Our strategy for Asian equities remains balanced as we move into 2020. Overall market valuations in Asia look reasonable against historical comparisons. However, this masks the fact that sectors such as banking, automotives and commodities drag down the headline valuations. The valuations of stocks we want to own are definitely not cheap, so we anticipate moderate returns from the region. However, we have a strong long-term conviction on where the best opportunities are in Asia. These include stocks in sectors such as Chinese consumption, insurance, technology, real estate in Singapore and Indian private-sector banks.

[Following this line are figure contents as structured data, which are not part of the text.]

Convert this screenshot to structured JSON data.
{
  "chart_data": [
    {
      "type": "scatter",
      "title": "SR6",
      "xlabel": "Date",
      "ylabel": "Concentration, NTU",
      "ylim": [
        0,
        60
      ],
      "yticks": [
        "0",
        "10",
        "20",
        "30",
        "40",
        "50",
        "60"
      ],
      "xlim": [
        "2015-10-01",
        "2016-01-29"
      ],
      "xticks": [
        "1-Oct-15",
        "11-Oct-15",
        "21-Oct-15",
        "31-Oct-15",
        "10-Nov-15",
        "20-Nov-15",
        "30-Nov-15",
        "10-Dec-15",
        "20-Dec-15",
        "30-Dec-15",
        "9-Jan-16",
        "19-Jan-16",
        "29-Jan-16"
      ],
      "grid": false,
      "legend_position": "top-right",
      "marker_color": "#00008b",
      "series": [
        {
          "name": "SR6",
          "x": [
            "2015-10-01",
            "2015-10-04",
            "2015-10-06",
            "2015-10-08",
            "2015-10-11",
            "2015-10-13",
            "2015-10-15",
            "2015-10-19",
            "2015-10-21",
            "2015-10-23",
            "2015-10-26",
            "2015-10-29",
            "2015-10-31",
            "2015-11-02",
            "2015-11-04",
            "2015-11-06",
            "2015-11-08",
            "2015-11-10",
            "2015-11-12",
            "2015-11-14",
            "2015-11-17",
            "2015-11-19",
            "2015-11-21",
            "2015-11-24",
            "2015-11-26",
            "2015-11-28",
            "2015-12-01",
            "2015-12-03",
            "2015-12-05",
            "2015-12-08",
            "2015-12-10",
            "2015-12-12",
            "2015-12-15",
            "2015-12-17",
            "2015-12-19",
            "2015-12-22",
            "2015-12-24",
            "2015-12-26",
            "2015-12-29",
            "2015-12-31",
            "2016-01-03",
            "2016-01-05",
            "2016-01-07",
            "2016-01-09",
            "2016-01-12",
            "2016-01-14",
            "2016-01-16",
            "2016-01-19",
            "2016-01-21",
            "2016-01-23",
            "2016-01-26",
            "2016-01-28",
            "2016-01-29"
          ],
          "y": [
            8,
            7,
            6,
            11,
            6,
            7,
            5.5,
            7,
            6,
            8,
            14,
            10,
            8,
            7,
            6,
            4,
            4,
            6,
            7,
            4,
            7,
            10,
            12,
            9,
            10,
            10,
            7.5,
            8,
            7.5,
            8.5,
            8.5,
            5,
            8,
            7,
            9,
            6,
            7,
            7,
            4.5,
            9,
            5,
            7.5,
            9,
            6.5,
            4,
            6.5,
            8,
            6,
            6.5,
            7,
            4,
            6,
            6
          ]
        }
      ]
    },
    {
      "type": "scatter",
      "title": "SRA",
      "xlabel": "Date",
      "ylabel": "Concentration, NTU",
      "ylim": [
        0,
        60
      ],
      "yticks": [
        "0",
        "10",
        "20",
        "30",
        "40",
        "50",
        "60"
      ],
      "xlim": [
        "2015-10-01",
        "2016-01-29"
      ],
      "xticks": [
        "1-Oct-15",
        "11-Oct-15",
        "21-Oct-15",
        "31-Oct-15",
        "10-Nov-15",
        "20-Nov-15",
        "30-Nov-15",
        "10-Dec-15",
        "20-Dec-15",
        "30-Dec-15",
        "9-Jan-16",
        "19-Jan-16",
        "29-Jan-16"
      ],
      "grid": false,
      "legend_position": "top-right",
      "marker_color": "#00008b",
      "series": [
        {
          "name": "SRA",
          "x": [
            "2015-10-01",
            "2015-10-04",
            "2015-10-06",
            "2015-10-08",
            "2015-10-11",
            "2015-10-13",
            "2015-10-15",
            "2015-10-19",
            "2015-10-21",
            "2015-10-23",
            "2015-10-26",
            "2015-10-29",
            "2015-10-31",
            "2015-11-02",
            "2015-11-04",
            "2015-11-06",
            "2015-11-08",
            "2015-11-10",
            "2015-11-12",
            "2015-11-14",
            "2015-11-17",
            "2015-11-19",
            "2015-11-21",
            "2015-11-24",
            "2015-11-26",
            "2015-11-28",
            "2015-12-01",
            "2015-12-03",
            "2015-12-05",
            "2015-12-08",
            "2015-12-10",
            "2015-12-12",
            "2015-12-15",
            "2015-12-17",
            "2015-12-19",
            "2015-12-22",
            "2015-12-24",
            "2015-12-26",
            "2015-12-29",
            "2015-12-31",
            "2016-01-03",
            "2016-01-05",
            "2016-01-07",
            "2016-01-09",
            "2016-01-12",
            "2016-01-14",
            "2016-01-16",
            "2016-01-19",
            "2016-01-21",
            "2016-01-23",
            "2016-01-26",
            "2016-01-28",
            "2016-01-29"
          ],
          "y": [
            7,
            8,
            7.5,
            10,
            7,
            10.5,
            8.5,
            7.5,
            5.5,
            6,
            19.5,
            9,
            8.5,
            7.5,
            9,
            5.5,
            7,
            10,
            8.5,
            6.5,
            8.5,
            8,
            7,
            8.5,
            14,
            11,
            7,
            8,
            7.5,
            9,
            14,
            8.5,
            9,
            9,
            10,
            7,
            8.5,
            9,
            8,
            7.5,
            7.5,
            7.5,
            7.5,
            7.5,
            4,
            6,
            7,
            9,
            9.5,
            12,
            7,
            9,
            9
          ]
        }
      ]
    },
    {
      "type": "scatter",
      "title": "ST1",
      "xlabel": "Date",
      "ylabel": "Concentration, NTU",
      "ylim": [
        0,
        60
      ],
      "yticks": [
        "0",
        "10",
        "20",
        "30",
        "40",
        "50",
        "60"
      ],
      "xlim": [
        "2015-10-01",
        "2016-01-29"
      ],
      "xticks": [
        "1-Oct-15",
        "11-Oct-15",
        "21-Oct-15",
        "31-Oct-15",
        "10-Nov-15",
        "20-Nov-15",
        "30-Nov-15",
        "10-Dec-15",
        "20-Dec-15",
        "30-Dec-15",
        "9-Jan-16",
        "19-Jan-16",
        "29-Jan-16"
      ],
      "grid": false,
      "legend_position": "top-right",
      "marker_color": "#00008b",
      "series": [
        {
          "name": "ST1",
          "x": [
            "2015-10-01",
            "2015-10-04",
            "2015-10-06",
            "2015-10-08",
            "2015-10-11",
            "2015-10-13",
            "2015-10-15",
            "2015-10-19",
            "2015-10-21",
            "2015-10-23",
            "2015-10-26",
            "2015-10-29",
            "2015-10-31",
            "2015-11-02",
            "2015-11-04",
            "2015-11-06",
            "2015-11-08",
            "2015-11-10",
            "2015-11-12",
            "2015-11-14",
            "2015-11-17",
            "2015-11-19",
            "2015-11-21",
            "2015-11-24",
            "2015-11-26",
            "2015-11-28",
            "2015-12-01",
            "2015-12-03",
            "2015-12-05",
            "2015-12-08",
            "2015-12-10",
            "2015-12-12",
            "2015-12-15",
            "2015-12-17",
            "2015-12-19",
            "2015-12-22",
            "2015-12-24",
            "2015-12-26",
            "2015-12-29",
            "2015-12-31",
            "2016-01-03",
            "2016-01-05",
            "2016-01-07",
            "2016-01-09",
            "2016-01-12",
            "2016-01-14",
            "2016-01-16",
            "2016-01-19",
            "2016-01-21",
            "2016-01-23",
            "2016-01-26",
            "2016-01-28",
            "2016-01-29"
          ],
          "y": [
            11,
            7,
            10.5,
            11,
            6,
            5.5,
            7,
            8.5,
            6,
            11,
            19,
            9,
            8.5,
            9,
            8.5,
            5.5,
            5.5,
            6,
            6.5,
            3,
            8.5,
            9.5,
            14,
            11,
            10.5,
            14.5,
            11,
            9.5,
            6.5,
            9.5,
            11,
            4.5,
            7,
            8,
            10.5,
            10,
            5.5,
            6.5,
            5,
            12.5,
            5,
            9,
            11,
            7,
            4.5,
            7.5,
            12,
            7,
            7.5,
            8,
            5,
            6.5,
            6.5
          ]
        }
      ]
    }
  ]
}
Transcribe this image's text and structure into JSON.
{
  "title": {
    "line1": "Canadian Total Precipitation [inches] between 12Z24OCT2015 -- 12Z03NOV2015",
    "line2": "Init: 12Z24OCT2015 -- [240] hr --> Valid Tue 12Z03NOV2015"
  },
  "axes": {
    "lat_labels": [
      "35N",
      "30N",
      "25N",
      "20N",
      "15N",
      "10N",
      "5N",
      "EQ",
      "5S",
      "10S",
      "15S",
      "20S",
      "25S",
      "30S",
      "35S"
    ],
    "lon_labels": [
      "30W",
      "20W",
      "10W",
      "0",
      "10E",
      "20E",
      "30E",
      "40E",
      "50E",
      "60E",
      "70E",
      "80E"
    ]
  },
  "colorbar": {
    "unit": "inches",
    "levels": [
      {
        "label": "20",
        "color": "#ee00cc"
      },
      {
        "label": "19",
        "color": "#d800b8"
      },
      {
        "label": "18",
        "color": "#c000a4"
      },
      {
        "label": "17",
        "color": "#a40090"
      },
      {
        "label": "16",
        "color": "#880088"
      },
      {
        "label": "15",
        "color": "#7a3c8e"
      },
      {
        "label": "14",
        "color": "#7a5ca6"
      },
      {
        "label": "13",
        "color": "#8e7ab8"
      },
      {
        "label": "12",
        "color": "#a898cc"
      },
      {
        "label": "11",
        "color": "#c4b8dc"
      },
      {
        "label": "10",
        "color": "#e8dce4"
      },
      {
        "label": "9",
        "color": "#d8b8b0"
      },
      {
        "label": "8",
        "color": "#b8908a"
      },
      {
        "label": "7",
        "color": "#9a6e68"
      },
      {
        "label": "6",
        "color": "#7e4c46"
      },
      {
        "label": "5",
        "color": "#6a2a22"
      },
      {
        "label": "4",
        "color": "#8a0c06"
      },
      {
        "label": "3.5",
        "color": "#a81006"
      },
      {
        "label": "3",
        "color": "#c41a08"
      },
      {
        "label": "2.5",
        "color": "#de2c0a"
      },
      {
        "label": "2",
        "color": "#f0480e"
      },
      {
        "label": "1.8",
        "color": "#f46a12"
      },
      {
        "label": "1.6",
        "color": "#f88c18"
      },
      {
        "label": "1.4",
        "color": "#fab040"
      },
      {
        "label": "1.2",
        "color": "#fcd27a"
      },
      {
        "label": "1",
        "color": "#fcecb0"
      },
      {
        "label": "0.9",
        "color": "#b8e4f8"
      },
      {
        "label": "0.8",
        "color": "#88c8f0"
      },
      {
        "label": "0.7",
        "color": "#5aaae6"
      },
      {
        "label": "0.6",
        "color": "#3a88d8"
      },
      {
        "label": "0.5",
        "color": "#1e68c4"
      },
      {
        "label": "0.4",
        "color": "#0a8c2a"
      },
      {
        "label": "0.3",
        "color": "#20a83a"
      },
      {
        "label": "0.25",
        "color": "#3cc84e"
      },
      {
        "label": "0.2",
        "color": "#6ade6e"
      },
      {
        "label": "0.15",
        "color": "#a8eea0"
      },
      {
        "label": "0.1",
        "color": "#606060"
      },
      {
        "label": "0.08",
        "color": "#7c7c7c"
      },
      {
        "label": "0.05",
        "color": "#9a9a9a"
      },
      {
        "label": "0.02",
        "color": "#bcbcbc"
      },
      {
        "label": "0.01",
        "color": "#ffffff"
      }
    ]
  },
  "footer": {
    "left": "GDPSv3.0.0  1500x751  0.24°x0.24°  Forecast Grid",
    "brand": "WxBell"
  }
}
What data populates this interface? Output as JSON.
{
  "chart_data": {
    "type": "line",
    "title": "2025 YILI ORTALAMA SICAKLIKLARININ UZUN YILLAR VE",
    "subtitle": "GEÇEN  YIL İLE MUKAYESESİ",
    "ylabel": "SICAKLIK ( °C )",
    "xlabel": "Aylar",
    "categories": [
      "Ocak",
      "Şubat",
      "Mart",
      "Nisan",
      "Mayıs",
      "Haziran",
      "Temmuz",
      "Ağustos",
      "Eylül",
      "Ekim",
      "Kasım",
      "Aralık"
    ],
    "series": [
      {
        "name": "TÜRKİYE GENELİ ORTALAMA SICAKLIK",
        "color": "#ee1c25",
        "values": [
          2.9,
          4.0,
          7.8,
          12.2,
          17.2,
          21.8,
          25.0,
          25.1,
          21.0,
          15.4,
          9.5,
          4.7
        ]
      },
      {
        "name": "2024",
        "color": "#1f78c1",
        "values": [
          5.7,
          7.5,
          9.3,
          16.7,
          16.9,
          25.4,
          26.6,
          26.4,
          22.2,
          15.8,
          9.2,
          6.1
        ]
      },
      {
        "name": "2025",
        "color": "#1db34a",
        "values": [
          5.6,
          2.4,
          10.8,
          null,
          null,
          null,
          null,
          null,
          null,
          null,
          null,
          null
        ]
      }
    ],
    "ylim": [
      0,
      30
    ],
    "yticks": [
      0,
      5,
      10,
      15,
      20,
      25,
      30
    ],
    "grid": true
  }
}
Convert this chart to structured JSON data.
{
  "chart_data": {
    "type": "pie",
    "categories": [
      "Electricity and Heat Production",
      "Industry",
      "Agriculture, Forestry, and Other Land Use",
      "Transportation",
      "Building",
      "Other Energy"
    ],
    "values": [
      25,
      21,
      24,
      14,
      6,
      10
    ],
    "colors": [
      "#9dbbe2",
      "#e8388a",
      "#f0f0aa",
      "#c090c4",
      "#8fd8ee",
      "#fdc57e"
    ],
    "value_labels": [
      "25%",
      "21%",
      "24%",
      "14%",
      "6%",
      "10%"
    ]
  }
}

The fund posted solid gains in absolute terms but moderately lagged the regional benchmark over the quarter. Improved sentiment from expectations of a Phase 1 US-China trade deal and the monetary largesse from central banks around the world have set a euphoric mood in equity markets as the year came to a close. On the fund’s performance, the biggest contribution came from our consumer-related, industrial and ecommerce names in China. Technology leaders across Taiwan and Korea also drove significant gains over the period. Similar to previous upcycles, with markets rising rapidly this led to a small drag from the capital preservation strategies in the fund.
At the individual stock level, our core holdings in technology leaders TSMC and Samsung Electronics have contributed strongly to performance on the back of improved sentiment in the sector. Share price of TSMC traded higher on continued optimism on the semiconductor cycle into 2020 driven by the pick-up in 5G related demand. The accelerated roll-out of 5G devices and likely bottoming and imminent recovery of memory prices also supported share price gains of Samsung Electronics. China’s ecommerce giant Alibaba rallied on the back of strong quarterly results and new sales record achieved during the 11.11 global shopping festival. Outside the technology sector, innovative drug developer Hutchison China Meditech bounced back strongly from oversold levels as the market digested the earlier placement of the stock.
Meanwhile, some of our blue chip exposures struggled to keep up with strongly rising markets, such as Hong Kong landlords like Hongkong Land and Sun Hung Kai Properties. Australia stocks such as Medibank Private and Tabcorp lagged the market rally as worries over economic impact from the widespread bushfires led to a downturn in domestic sentiment. In India, IT services company Infosys saw share price stumble, owing to the ongoing fallout from a whistle-blower’s revelations, which highlighted possible financial irregularities and management issues. However, share price of the company has subsequently pared some of the losses as investigations found little evidence to substantiate most of the allegations.
|Q1/2015 - Q4/2015||Q1/2016 - Q4/2016||Q1/2017 - Q4/2017||Q1/2018 - Q4/2018||Q1/2019 - Q4/2019|
|Net Asset Value||3.0||28.5||34.8||-8.1||15.7|
Past performance is not a guide to future performance and may not be repeated. The value of investments and the income from them may go down as well as up and investors may not get back the amount originally invested.
Investors in the emerging markets and Asia should be aware that this involves a high degree of risk and should be seen as long term in nature.Less developed markets are generally less well regulated than the UK, they may be less liquid and may have less reliable arrangements for trading and settlement of the underlying holdings.
The Company holds investments denominated in currencies other than sterling, investors should note that exchange rates may cause the value of these investments, and the income from them, to rise or fall.
The Company invests in smaller companies that may be less liquid than in larger companies and price swings may therefore be greater than investment companies that invest in larger companies.
The Company may borrow money to invest in further investments, this is known as gearing. Gearing will increase returns if the value of the investments purchased increase in value by more than the cost of borrowing, or reduce returns if they fail to do so.
Investments such as warrants, participation certificates, guaranteed bonds, etc. will expose the fund to the risk of the issuer of these instruments defaulting on paying the capital back to the Company
The fund can use derivatives to protect the capital value of the portfolio and reduce volatility, or for efficient portfolio management.